Guarda el resto del dinero en su bolsito y se levanta.

– Voy a pedir un taxi.

Halagado, Víctor sacude la cabeza y ríe de buena gana.

– Debo reconocer que tienes clase. Y que eres muy inteligente. Coge tus quinientos y siéntate -y le tiende una mano, para que se acomode a su lado.

– ¿Me invitas a un trago?

– Claro. ¿Qué deseas?

– Un coñac.

– ¿A esta hora?

– Sí, necesito algo fuerte.

Él se dirige al bar y elige dos copas panzonas. Coge una botella negra, opaca, inclinada sobre una cureña napoleónica y sirve dos Courvoisier XO.

Alicia apura casi todo el contenido de un solo trago, y sin brindar.

– Supongamos -dice Víctor, que apura su café amargo y saborea luego un primer sorbo de coñac – que yo te diera llave de esta casa en calidad de amante mía, con una asignación de tres mil dólares mensuales, y que te deje un carro bueno con la gasolina gratis… ¿Te interesaría trabajar para mí?

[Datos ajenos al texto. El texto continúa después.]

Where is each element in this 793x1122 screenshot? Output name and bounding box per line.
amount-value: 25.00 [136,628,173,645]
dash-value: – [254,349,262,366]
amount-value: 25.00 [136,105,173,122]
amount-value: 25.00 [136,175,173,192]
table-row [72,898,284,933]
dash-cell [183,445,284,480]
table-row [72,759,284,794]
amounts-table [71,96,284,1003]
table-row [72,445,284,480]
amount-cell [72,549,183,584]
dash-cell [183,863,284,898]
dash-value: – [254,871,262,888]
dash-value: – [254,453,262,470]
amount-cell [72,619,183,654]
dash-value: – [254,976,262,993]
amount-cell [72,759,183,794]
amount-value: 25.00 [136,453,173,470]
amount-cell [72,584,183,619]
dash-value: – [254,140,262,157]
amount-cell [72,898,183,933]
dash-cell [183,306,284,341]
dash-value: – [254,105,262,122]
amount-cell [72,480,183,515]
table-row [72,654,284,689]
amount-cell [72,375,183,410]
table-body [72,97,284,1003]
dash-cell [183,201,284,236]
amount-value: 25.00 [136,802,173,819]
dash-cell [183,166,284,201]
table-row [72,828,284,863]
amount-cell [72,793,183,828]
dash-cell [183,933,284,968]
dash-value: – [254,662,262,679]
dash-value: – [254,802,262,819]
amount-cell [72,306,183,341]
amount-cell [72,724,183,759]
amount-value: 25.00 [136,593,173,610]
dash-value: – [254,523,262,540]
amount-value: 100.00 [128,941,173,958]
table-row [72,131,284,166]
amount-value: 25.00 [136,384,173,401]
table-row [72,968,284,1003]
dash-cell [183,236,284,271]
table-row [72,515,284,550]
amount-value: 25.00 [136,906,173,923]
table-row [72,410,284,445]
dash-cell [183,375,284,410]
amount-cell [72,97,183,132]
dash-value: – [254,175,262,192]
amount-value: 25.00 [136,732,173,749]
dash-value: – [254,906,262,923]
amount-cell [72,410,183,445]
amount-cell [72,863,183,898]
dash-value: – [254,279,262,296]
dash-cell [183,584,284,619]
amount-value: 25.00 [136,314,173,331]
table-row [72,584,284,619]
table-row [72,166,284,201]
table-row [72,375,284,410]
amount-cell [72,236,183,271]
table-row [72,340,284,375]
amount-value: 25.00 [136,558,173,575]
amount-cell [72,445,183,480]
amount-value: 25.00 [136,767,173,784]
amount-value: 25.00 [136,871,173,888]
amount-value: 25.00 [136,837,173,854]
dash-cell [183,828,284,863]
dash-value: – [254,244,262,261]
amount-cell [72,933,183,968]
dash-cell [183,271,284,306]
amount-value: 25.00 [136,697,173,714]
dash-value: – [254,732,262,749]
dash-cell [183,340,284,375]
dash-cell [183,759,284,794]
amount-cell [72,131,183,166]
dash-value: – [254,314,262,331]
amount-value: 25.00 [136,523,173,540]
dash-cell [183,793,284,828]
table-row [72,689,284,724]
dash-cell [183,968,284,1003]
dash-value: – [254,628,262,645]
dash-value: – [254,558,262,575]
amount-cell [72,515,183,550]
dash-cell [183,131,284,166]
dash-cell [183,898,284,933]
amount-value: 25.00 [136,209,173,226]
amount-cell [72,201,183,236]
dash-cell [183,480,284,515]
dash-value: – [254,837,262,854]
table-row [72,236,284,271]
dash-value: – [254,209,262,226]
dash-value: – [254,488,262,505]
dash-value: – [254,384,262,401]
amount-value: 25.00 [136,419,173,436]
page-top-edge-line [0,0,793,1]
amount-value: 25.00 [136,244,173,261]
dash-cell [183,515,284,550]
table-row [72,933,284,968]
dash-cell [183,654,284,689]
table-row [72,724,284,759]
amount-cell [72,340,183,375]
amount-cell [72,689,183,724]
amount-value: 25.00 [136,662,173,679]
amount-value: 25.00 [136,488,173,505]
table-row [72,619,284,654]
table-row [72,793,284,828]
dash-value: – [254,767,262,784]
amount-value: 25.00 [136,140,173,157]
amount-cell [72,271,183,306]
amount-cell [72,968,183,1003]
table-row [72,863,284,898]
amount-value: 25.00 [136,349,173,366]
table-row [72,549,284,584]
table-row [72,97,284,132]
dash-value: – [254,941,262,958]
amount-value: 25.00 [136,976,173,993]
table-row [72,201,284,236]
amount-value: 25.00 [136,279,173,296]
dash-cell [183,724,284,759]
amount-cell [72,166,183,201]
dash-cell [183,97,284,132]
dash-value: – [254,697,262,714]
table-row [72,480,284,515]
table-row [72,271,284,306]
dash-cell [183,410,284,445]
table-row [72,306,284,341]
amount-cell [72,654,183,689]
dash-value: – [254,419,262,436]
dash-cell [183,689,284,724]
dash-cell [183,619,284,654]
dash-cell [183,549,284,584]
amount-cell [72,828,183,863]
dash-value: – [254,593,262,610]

La cara de Alicia se convierte en el estereotipo del asombro, como si dijera: "¡Mira con la que se me apea este, ahora!"

Se para de un brinco, da unos pasos. Respira lentamente, lo escruta, sonríe escéptica, duda. Sus ojos se mueven muy de prisa, busca una respuesta en el techo, en una pared. Vuelve a sonreír y hasta deja escapar una risita. Se tapa la boca con un gesto tímido mientras con la punta del tacón, recorre coqueta las volutas del embaldosado. Se muerde los labios. Vuelve a sentarse. Lo necesita. La propuesta de Víctor le ha movido el piso. Intuye que el game de cinco días que ha estado jugando con él, ha dado de pronto un salto cualitativo. Grandes Ligas, Monza, Le Mans, Wimbledon… Por la cabeza sólo le pasan tonterías. No atina a encontrar algo ingenioso que responder; algo en consonancia con lo inesperado de la nueva proposición.